Jethro's Braindump

Robot Grasping

Humans are able to perform dexterous manipulation of everyday, unseen objects with their limbs. Yet, it remains a challenge for robots to perform grasping and manipulation of objects.

A typical robot grasp detection system can consist of 3 components.

Object localization
determining the target object’s location
Object Pose Estimation
obtaining a target object’s 6D pose in the scene
Grasp Estimation
Estimating the grasp pose in the camera’s coordinate frame

Challenges

  1. The robot needs to adapt to changes in the environment.
  2. The robot is susceptible to noise and errors in the environment, in control, in perception, and perturbations to the robot itself.

Grasping Approaches

Dexterous manipulation
manipulation with fingers
Enveloping grasps
formed by wrapping both fingers and palm around object

Enveloping grasps have superior stability.

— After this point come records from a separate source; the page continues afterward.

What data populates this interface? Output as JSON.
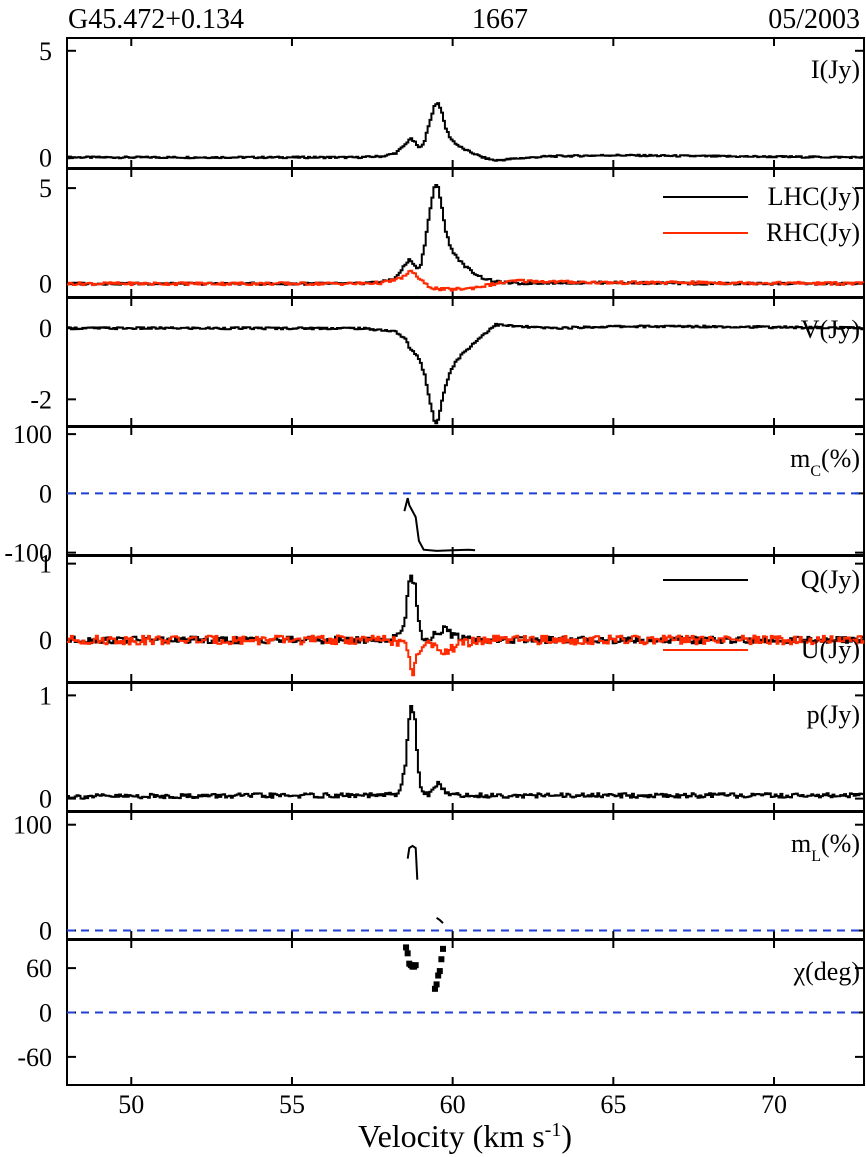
{
  "header": {
    "source": "G45.472+0.134",
    "frequency": "1667",
    "epoch": "05/2003"
  },
  "chart_data": [
    {
      "type": "line",
      "id": "I",
      "xlim": [
        48,
        72.8
      ],
      "ylim": [
        -0.5,
        5.6
      ],
      "yticks": [
        0,
        5
      ],
      "panel_label": "I(Jy)",
      "series": [
        {
          "color": "#000000",
          "x": [
            48,
            55,
            57,
            57.8,
            58.2,
            58.5,
            58.65,
            58.8,
            58.95,
            59.1,
            59.25,
            59.4,
            59.5,
            59.6,
            59.75,
            59.9,
            60.1,
            60.3,
            60.6,
            60.9,
            61.3,
            62,
            63,
            65,
            68,
            72.8
          ],
          "y": [
            0,
            0,
            0,
            0.05,
            0.2,
            0.6,
            0.9,
            0.7,
            0.4,
            0.8,
            1.6,
            2.4,
            2.6,
            2.3,
            1.4,
            0.9,
            0.6,
            0.4,
            0.2,
            0,
            -0.15,
            -0.05,
            0.05,
            0.1,
            0.05,
            0
          ]
        }
      ]
    },
    {
      "type": "line",
      "id": "LHC_RHC",
      "xlim": [
        48,
        72.8
      ],
      "ylim": [
        -0.7,
        6.0
      ],
      "yticks": [
        0,
        5
      ],
      "legend": [
        "LHC(Jy)",
        "RHC(Jy)"
      ],
      "series": [
        {
          "name": "LHC(Jy)",
          "color": "#000000",
          "x": [
            48,
            55,
            57,
            57.8,
            58.2,
            58.5,
            58.65,
            58.8,
            58.95,
            59.1,
            59.25,
            59.4,
            59.5,
            59.6,
            59.75,
            59.9,
            60.1,
            60.3,
            60.6,
            60.9,
            61.3,
            62,
            63,
            65,
            68,
            72.8
          ],
          "y": [
            0,
            0,
            0,
            0.1,
            0.3,
            1.0,
            1.3,
            0.9,
            0.8,
            2.0,
            3.7,
            5.0,
            5.2,
            4.4,
            2.8,
            1.9,
            1.4,
            1.0,
            0.6,
            0.3,
            0.1,
            0,
            0.05,
            0.05,
            0,
            0
          ]
        },
        {
          "name": "RHC(Jy)",
          "color": "#ff2a00",
          "x": [
            48,
            55,
            57,
            57.8,
            58.2,
            58.5,
            58.7,
            58.9,
            59.1,
            59.3,
            59.6,
            60,
            60.5,
            61,
            61.5,
            62,
            63,
            65,
            68,
            72.8
          ],
          "y": [
            0,
            0,
            0,
            0.05,
            0.2,
            0.4,
            0.7,
            0.3,
            0,
            -0.2,
            -0.3,
            -0.3,
            -0.25,
            -0.1,
            0.05,
            0.15,
            0.1,
            0.05,
            0.05,
            0
          ]
        }
      ]
    },
    {
      "type": "line",
      "id": "V",
      "xlim": [
        48,
        72.8
      ],
      "ylim": [
        -2.75,
        0.85
      ],
      "yticks": [
        0,
        -2
      ],
      "panel_label": "V(Jy)",
      "series": [
        {
          "color": "#000000",
          "x": [
            48,
            55,
            57,
            57.8,
            58.2,
            58.5,
            58.65,
            58.8,
            58.95,
            59.1,
            59.25,
            59.4,
            59.5,
            59.6,
            59.75,
            59.9,
            60.1,
            60.3,
            60.6,
            60.9,
            61.3,
            62,
            63,
            65,
            68,
            72.8
          ],
          "y": [
            0,
            0,
            0,
            -0.05,
            -0.1,
            -0.3,
            -0.6,
            -0.7,
            -0.9,
            -1.3,
            -2.0,
            -2.6,
            -2.7,
            -2.2,
            -1.6,
            -1.2,
            -0.9,
            -0.7,
            -0.45,
            -0.2,
            0.1,
            0.05,
            0,
            0.05,
            0.05,
            0
          ]
        }
      ]
    },
    {
      "type": "line",
      "id": "mc",
      "xlim": [
        48,
        72.8
      ],
      "ylim": [
        -104,
        112
      ],
      "yticks": [
        100,
        0,
        -100
      ],
      "panel_label": "mC(%)",
      "series": [
        {
          "color": "#000000",
          "x": [
            58.5,
            58.6,
            58.65,
            58.75,
            58.85,
            58.95,
            59.1,
            59.5,
            60,
            60.5,
            60.7
          ],
          "y": [
            -30,
            -8,
            -20,
            -30,
            -40,
            -80,
            -95,
            -97,
            -96,
            -95,
            -96
          ]
        }
      ],
      "reference_line": 0
    },
    {
      "type": "line",
      "id": "Q_U",
      "xlim": [
        48,
        72.8
      ],
      "ylim": [
        -0.55,
        1.1
      ],
      "yticks": [
        1,
        0
      ],
      "legend": [
        "Q(Jy)",
        "U(Jy)"
      ],
      "series": [
        {
          "name": "Q(Jy)",
          "color": "#000000",
          "x": [
            48,
            55,
            57,
            57.8,
            58.3,
            58.5,
            58.6,
            58.7,
            58.8,
            58.9,
            59.0,
            59.2,
            59.5,
            59.7,
            60,
            61,
            63,
            66,
            72.8
          ],
          "y": [
            0,
            0,
            0,
            0,
            0.05,
            0.3,
            0.75,
            0.85,
            0.7,
            0.3,
            0.05,
            0,
            0.1,
            0.15,
            0.05,
            0,
            0,
            0,
            0
          ]
        },
        {
          "name": "U(Jy)",
          "color": "#ff2a00",
          "x": [
            48,
            55,
            57,
            58,
            58.5,
            58.6,
            58.7,
            58.8,
            58.9,
            59.1,
            59.5,
            59.8,
            60.2,
            61,
            63,
            66,
            72.8
          ],
          "y": [
            0,
            0,
            0,
            0,
            -0.05,
            -0.2,
            -0.45,
            -0.35,
            -0.15,
            -0.05,
            -0.1,
            -0.15,
            -0.05,
            0,
            0,
            0,
            0
          ]
        }
      ]
    },
    {
      "type": "line",
      "id": "p",
      "xlim": [
        48,
        72.8
      ],
      "ylim": [
        -0.12,
        1.12
      ],
      "yticks": [
        1,
        0
      ],
      "panel_label": "p(Jy)",
      "series": [
        {
          "color": "#000000",
          "x": [
            48,
            55,
            57,
            57.8,
            58.3,
            58.5,
            58.6,
            58.7,
            58.8,
            58.9,
            59.0,
            59.2,
            59.4,
            59.5,
            59.6,
            59.7,
            59.9,
            60.2,
            61,
            63,
            66,
            72.8
          ],
          "y": [
            0.02,
            0.03,
            0.03,
            0.03,
            0.05,
            0.3,
            0.75,
            0.92,
            0.75,
            0.3,
            0.08,
            0.03,
            0.1,
            0.15,
            0.12,
            0.08,
            0.05,
            0.03,
            0.03,
            0.03,
            0.03,
            0.03
          ]
        }
      ]
    },
    {
      "type": "line",
      "id": "mL",
      "xlim": [
        48,
        72.8
      ],
      "ylim": [
        -8,
        112
      ],
      "yticks": [
        100,
        0
      ],
      "panel_label": "mL(%)",
      "series": [
        {
          "color": "#000000",
          "x": [
            58.6,
            58.65,
            58.75,
            58.85,
            58.9
          ],
          "y": [
            68,
            78,
            80,
            78,
            48
          ]
        },
        {
          "color": "#000000",
          "x": [
            59.5,
            59.6,
            59.7
          ],
          "y": [
            12,
            10,
            7
          ]
        }
      ],
      "reference_line": 0
    },
    {
      "type": "scatter",
      "id": "chi",
      "xlim": [
        48,
        72.8
      ],
      "ylim": [
        -98,
        98
      ],
      "yticks": [
        60,
        0,
        -60
      ],
      "panel_label": "χ(deg)",
      "series": [
        {
          "color": "#000000",
          "x": [
            58.55,
            58.6,
            58.65,
            58.7,
            58.75,
            58.8,
            58.85,
            59.45,
            59.5,
            59.55,
            59.6,
            59.65,
            59.7
          ],
          "y": [
            88,
            80,
            66,
            64,
            62,
            62,
            64,
            32,
            38,
            50,
            56,
            72,
            86
          ]
        }
      ],
      "reference_line": 0
    }
  ],
  "xaxis": {
    "label": "Velocity (km s",
    "label_sup": "-1",
    "label_close": ")",
    "ticks": [
      50,
      55,
      60,
      65,
      70
    ]
  },
  "colors": {
    "primary": "#000000",
    "secondary": "#ff2a00",
    "reference": "#1f3fd6"
  }
}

Grasping Simulators such as (GraspIt!) have been made available for theoretical research.

Closed-loop Grasping

Execution time is the primary reason why grasping systems remain open-loop. However, closed-loop control via visual feedback is desirable because they are able to adapt to dynamic environments, and require less precise position control or camera calibration. (NO_ITEM_DATA:morrisonClosingLoopRobotic2018) uses neural network to synthesize a grasp quality image in real-time to achieve closed-loop grasping.